Toll tyranny and social engineering in local transportation policy

San Antonio’s proposal smacks of the European-style congestion tax imposed on downtown London, Stockholm and Milan, which carries serious implications for environmentally targeted cities all across America.

By Terri Hall | December 7, 2013

Some call it social engineering, others call it by its real name, Agenda 21, the United Nations program designed to implement sustainable development or environmental protectionism directly with local governments like San Antonio, where the goal is to eliminate the use of all petroleum-based vehicles. Period. But no matter what you call it, it’s bad news for freedom of mobility and for taxpayers. Consultants hired by the Texas Department of Transportation (TxDOT) to conduct studies on how to address traffic in downtown San Antonio are considering adding toll lanes not only to Interstate 35 itself, but also to every major freeway into and out of the downtown area.

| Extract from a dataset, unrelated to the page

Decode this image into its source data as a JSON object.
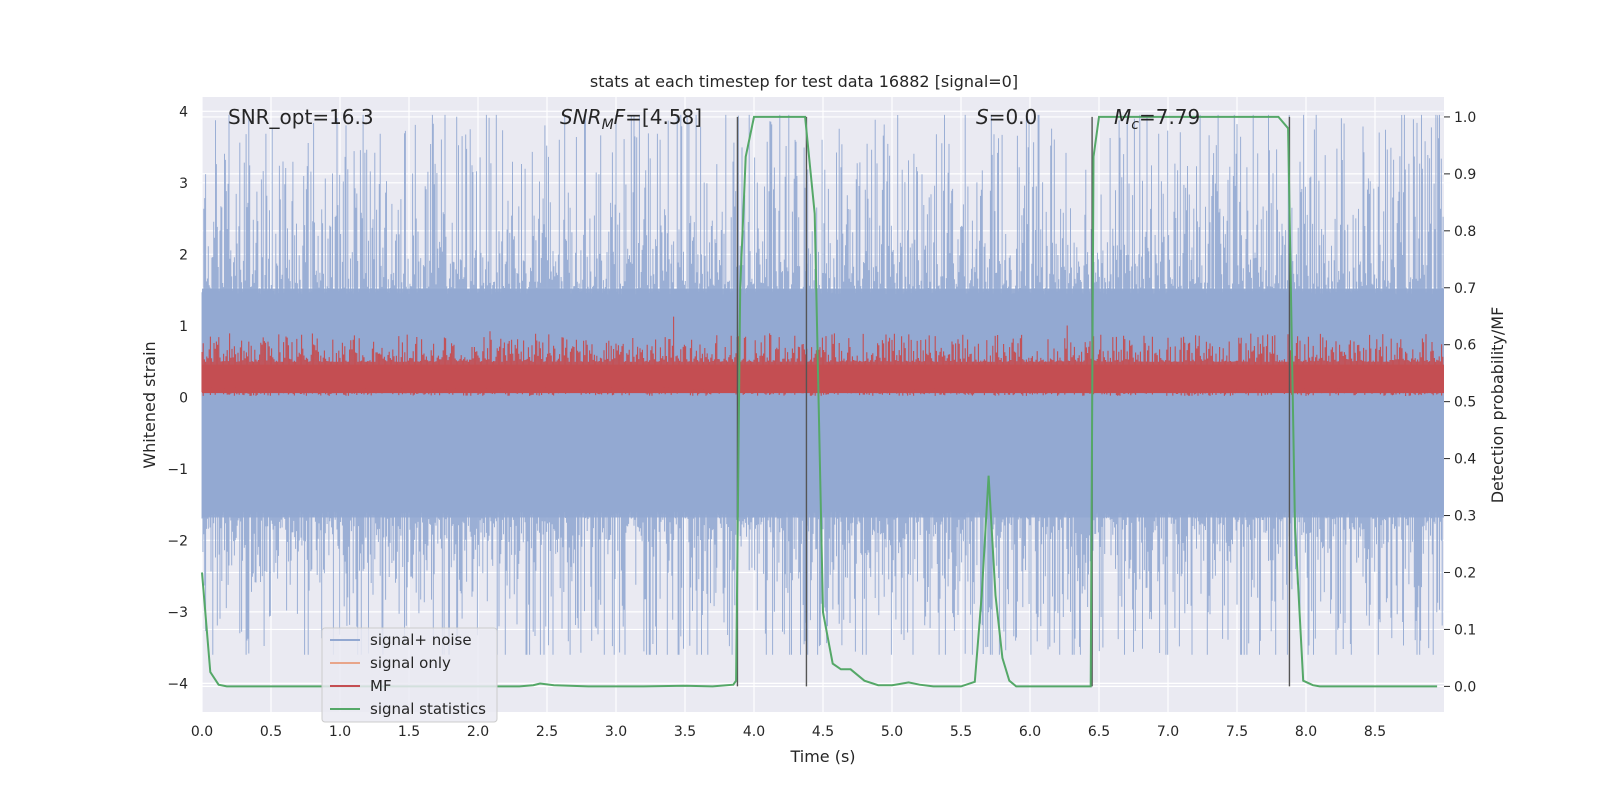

The proposal, which smacks of the European-style congestion tax imposed on downtown London, Stockholm, and Milan, carries serious implications for environmentally targeted cities all across America. Milan has instituted the Ecopass – which is not a great leap from the popular U.S. toll pass called EZ-Pass. The policy proved wildly unpopular. In London, a mayor was thrown out of office over it. He tried to run for re-election on raising the congestion tax even higher. Naturally, imposing a tax for gaining access to downtown areas subsequently KILLED businesses and jobs. People eventually decide to do business elsewhere so as not to be charged a premium simply to drive downtown.

Most downtown areas in America have enough disincentives for drivers with expensive, hard to find parking and few businesses open after 5 PM. Many have implemented anti-car Agenda 21 initiatives like complete streets policies that try to force people out of their cars and into mass transit – hence social engineering. Complete streets often reduce auto capacity and re-configure streets to remove vehicle parking.

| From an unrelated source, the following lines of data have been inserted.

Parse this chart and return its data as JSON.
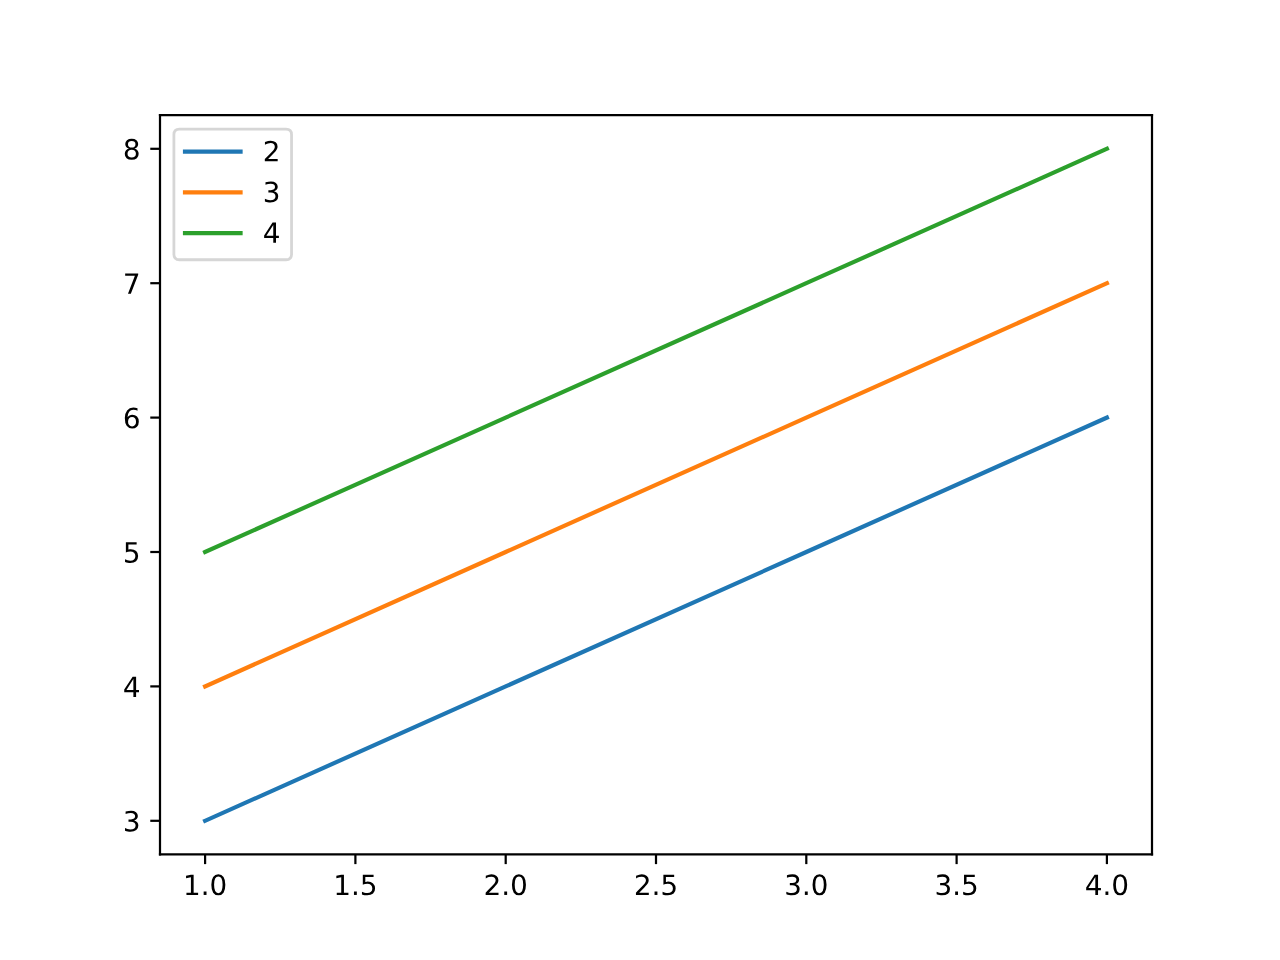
{
  "chart_data": {
    "type": "line",
    "x": [
      1,
      2,
      3,
      4
    ],
    "series": [
      {
        "name": "2",
        "color": "#1f77b4",
        "values": [
          3,
          4,
          5,
          6
        ]
      },
      {
        "name": "3",
        "color": "#ff7f0e",
        "values": [
          4,
          5,
          6,
          7
        ]
      },
      {
        "name": "4",
        "color": "#2ca02c",
        "values": [
          5,
          6,
          7,
          8
        ]
      }
    ],
    "xlim": [
      0.85,
      4.15
    ],
    "xticks": [
      {
        "value": 1,
        "label": "1.0"
      },
      {
        "value": 1.5,
        "label": "1.5"
      },
      {
        "value": 2,
        "label": "2.0"
      },
      {
        "value": 2.5,
        "label": "2.5"
      },
      {
        "value": 3,
        "label": "3.0"
      },
      {
        "value": 3.5,
        "label": "3.5"
      },
      {
        "value": 4,
        "label": "4.0"
      }
    ],
    "ylim": [
      2.75,
      8.25
    ],
    "yticks": [
      3,
      4,
      5,
      6,
      7,
      8
    ],
    "grid": false,
    "legend": "top left",
    "marker": "none",
    "line_style": "solid"
  }
}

While advocates claim complete streets are about sharing the road with bicycles and making them more pedestrian-friendly with curbs and sidewalks, the ultimate aim is to reduce auto capacity using tactics like removing auto lanes to make way for light rail, trolley cars and/or buffered bike-only or bus-only lanes and capturing excessive space for medians and sidewalks. It’s all about elevating certain politically correct modes of travel over fossil fuel-based transportation.

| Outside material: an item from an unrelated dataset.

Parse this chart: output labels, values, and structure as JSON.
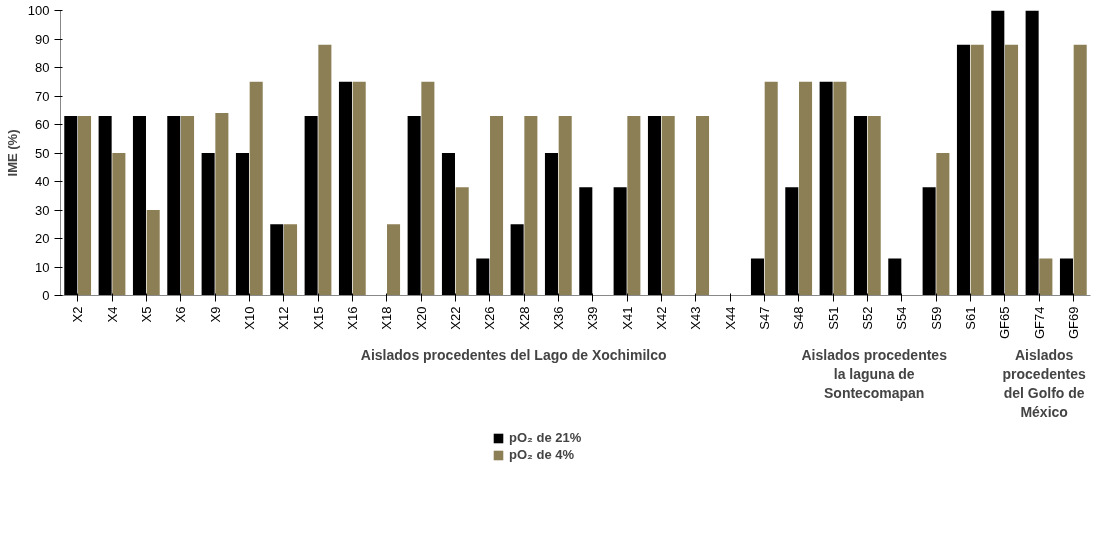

Add tolls to the mix and it’s a recipe for disaster

The flavor of the month with tolling is ‘managed’ lanes. Most often those ‘managed’ lanes are dubbed HOT lanes or High Occupancy Toll lanes. HOT lanes are typically added in the median or in the center of an existing freeway and cars with an acceptable number of occupants (anywhere from 2 or more) can access the lanes for free or a discount toll and single occupancy vehicles pay a toll.

In San Antonio, the toll authority has already stated carpools will have to be registered and approved by the agency to be qualified to use the lanes toll-free. Who knows what hoops motorists will have to jump through to be deemed a ‘registered’ carpool. It will surely involve having a Toll Tag. To get one of those, you have to pay a monthly fee (around $10) to keep a Toll Tag account open. So it’s not a free ride no matter how you slice it.

It’s the ultimate in government control over your morning commute. Often the price of the toll is variable – known as congestion tolling or a congestion tax because the toll rate changes in real time based on the level of congestion in the lanes. If the lane is deemed too congested, the toll entity jacks up the price to purposely knock people out of the ‘managed’ lanes to maintain certain speeds in those lanes. Meanwhile, modes of travel that are considered more acceptable by government, like buses and carpools, get a free ride.

The published toll rate range by the Alamo Regional Mobility Authority is 17 cents a mile up to 50 cents a mile. If the toll projects are privatized using public-private partnerships, those toll rates start at 75-80 cents a mile and go up precipitously from there.

No American should accept such a direct assault on one’s freedom to travel, much less Texans, who pride themselves on limited government and who prize liberty. San Antonians have to put the cabosh on any such proposal to toll every highway into and out of downtown before it’s too late.

Terri Hall is the founder of Texans Uniting for Reform and Freedom (TURF), which defends against eminent domain abuse and promotes non-toll transportation solutions. She’s a home school mother of nine turned citizen activist. Ms. Hall is also a contributor to SFPPR News & Analysis.